C’était mieux avant? Eight Days A Week

8days

Commencez donc par regarder cette bande-annonce d’un autre temps qui, comme ce post, vous est offerte par @3615_CH. Il dit vrai, j’ai même retrouvé ce billet de Libé la veille du passage sur ARTE, qui prouve que non, ce n’est pas un hoax.

Mais d’où il sort ce film ?
Par une belle soirée hivernale, le lycéen que je fus s’égara sur ARTE (et non Canal), entre un ‘Tout le monde en parle’ et une rediffusion du ‘Caméléon’, et tomba sur ce petit film indé US, en VOST, probablement plus jamais rediffusé en France, voire sur Terre.

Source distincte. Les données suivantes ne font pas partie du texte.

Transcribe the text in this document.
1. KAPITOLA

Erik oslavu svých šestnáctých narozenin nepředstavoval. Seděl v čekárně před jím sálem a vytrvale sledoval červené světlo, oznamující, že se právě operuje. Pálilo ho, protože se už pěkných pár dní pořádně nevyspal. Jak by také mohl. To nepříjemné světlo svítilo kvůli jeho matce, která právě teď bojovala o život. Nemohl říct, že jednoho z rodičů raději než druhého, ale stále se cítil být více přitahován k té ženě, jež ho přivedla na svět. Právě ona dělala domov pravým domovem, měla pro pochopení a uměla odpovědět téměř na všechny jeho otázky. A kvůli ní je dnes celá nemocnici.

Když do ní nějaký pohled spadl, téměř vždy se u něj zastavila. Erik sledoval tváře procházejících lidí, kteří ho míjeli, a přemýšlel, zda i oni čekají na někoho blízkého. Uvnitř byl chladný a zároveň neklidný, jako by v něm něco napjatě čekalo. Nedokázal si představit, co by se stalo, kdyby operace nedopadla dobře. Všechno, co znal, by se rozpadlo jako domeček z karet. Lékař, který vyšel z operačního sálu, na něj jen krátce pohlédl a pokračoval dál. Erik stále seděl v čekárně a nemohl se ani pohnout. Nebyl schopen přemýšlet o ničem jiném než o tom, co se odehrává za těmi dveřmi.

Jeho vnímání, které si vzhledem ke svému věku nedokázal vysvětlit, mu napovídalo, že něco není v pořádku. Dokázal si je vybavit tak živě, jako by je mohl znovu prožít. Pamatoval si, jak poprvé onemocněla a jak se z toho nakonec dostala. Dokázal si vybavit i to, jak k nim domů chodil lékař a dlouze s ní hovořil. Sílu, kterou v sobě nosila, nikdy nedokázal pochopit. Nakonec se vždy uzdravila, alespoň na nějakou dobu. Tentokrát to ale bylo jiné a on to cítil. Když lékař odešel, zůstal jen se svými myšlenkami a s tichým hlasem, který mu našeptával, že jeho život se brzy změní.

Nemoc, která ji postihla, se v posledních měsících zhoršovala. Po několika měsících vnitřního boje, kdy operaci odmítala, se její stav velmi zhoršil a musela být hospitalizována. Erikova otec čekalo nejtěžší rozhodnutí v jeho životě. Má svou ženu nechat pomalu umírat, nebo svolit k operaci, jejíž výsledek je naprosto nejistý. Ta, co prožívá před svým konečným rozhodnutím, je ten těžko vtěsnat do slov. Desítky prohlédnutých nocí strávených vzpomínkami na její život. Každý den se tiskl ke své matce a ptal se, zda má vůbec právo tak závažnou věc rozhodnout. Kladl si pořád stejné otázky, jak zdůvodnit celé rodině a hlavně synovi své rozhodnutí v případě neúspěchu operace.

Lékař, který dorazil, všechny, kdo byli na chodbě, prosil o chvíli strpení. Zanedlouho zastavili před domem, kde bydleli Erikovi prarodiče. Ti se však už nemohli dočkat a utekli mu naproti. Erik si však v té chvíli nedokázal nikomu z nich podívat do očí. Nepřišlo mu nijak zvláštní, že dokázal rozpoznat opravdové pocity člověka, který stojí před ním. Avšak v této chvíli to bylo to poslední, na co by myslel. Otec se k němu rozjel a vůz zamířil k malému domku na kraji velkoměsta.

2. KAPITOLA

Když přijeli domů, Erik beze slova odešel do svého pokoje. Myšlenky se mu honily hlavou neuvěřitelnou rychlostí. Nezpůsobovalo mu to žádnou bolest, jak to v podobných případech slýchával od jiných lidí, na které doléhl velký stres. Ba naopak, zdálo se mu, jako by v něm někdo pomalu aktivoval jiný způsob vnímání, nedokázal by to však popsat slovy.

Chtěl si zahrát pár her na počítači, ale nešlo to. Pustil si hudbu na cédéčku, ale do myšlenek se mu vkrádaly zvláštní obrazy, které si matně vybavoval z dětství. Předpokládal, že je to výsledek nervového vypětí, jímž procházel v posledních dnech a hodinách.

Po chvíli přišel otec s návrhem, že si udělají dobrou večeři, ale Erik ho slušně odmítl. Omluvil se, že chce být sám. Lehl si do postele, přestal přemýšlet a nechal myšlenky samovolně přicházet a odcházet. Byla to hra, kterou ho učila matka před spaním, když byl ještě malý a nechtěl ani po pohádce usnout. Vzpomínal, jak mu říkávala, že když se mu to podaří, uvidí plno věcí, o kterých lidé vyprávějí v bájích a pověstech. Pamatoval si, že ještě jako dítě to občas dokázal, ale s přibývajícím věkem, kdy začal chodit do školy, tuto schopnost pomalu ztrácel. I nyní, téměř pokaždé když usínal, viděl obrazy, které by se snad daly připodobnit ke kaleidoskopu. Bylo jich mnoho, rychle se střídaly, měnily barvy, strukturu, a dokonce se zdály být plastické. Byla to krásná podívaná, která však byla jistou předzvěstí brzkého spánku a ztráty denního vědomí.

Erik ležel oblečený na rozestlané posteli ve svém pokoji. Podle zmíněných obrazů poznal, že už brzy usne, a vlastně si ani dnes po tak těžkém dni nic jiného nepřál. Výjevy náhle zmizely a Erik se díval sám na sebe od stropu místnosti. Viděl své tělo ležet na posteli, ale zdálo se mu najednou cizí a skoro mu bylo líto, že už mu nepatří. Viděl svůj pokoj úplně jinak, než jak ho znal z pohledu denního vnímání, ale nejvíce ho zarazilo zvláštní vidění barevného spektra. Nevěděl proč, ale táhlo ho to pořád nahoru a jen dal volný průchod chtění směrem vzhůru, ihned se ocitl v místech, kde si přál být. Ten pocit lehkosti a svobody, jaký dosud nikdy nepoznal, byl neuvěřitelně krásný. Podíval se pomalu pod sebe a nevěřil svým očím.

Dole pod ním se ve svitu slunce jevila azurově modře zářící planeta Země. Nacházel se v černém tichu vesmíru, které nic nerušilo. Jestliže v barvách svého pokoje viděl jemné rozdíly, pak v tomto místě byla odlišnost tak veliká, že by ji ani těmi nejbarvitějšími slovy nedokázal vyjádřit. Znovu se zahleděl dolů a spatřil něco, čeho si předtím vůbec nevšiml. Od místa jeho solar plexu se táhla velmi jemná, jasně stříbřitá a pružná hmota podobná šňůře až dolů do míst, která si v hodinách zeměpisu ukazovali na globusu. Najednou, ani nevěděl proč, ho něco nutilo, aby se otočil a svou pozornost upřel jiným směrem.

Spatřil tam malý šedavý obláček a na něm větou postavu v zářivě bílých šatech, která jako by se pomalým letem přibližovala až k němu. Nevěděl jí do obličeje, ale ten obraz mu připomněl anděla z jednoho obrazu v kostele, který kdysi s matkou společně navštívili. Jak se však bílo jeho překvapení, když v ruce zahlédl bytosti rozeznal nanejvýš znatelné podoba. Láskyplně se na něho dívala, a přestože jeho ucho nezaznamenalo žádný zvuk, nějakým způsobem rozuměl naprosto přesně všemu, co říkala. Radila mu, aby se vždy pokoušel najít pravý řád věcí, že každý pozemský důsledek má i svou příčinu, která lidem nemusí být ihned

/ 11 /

Voix off, acteurs inconnus, décor de Wisteria Lane avant l’heure et pellicule jaunie à la Moonrise Kingdom: nous sommes en 1997 et je suis clairement face à un OVNI. Et puis ARTE quoi,  pour une fois qu’ils ne passent pas un film en allemand des années 1930 c’est qu’il doit y avoir une bonne raison. Depuis, j’ai pu retrouver ce film, le revoir mais j’avais la désagréable impression de l’avoir déjà vu, X fois, en moins bien. Merci la grève des scénaristes…

Le pitch
Un garçon, obsédé par sa voisine, décide de rester assis à sa fenêtre jusqu’à ce qu’elle tombe amoureuse de lui : idée complètement stupide inspirée par le génial grand-père pervers-pépère. Le film est ponctué de blagues de culs, d’instants gênants et de grands moments de solitude adolescente. Touchant et original, le héros  (hipster avant l’heure mais loser avant tout) est une synthèse de tous tes potes qui n’ont pas de meufs : désespéré, mal habillé, de mauvaise foi et mythomane. Et puis Keri Russell avait vraiment un potentiel érotique, il demeurera  inexploité.

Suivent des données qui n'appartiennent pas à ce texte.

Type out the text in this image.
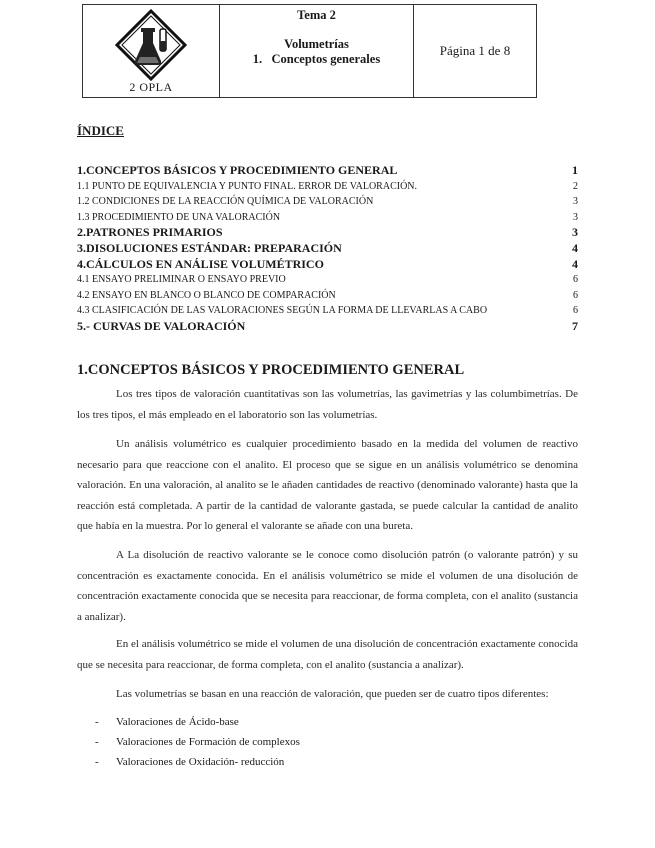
2 OPLA
Tema 2
Volumetrías
1.   Conceptos generales
Página 1 de 8
ÍNDICE
1.CONCEPTOS BÁSICOS Y PROCEDIMIENTO GENERAL	1
1.1 PUNTO DE EQUIVALENCIA Y PUNTO FINAL. ERROR DE VALORACIÓN.	2
1.2 CONDICIONES DE LA REACCIÓN QUÍMICA DE VALORACIÓN	3
1.3 PROCEDIMIENTO DE UNA VALORACIÓN	3
2.PATRONES PRIMARIOS	3
3.DISOLUCIONES ESTÁNDAR: PREPARACIÓN	4
4.CÁLCULOS EN ANÁLISE VOLUMÉTRICO	4
4.1 ENSAYO PRELIMINAR O ENSAYO PREVIO	6
4.2 ENSAYO EN BLANCO O BLANCO DE COMPARACIÓN	6
4.3 CLASIFICACIÓN DE LAS VALORACIONES SEGÚN LA FORMA DE LLEVARLAS A CABO	6
5.- CURVAS DE VALORACIÓN	7
1.CONCEPTOS BÁSICOS Y PROCEDIMIENTO GENERAL
Los tres tipos de valoración cuantitativas son las volumetrías, las gavimetrías y las columbimetrías. De los tres tipos, el más empleado en el laboratorio son las volumetrías.
Un análisis volumétrico es cualquier procedimiento basado en la medida del volumen de reactivo necesario para que reaccione con el analito. El proceso que se sigue en un análisis volumétrico se denomina valoración. En una valoración, al analito se le añaden cantidades de reactivo (denominado valorante) hasta que la reacción está completada. A partir de la cantidad de valorante gastada, se puede calcular la cantidad de analito que había en la muestra. Por lo general el valorante se añade con una bureta.
A La disolución de reactivo valorante se le conoce como disolución patrón (o valorante patrón) y su concentración es exactamente conocida. En el análisis volumétrico se mide el volumen de una disolución de concentración exactamente conocida que se necesita para reaccionar, de forma completa, con el analito (sustancia a analizar).
En el análisis volumétrico se mide el volumen de una disolución de concentración exactamente conocida que se necesita para reaccionar, de forma completa, con el analito (sustancia a analizar).
Las volumetrías se basan en una reacción de valoración, que pueden ser de cuatro tipos diferentes:
-	Valoraciones de Ácido-base
-	Valoraciones de Formación de complexos
-	Valoraciones de Oxidación- reducción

Pourquoi et comment le voir ?
Outre le style, le montage et la trame assez avant-gardistes, ce gentil film augure un genre qui va envahir Hollywood par la suite. Bancal, peu sexy et probablement mal produit et surement pas mis en avant par son distributeur, il n’en demeure pas moins une belle expérience scénaristique avec surtout une brochette de personnages plus attachants les uns que les autres. Le meilleur pote queutard, la voisine nympho, le père loser, etc…

En revanche, pour trouver ce film, démerdez-vous, il est introuvable légalement et illégalement parlant…

Voilà, destiné à tout amateur de films d’ados, de héros pommé (avec un une ressemblance plus que troublante avec Elijah Wood), de parents tarés et de target impossible ; on s’y retrouve pas mal, "âme enfantine aspirant à l’âge adulte"… bla bla bla… Peter-Pan-Style.

(Depuis, Keri Russell est devenue une star des ados pendant sa série Felicity, puis redevenue inconnue pour finir dans des seconds rôles insignifiants comme dans les Jason Bourne… On recherche toujours une trace de l’acteur principal)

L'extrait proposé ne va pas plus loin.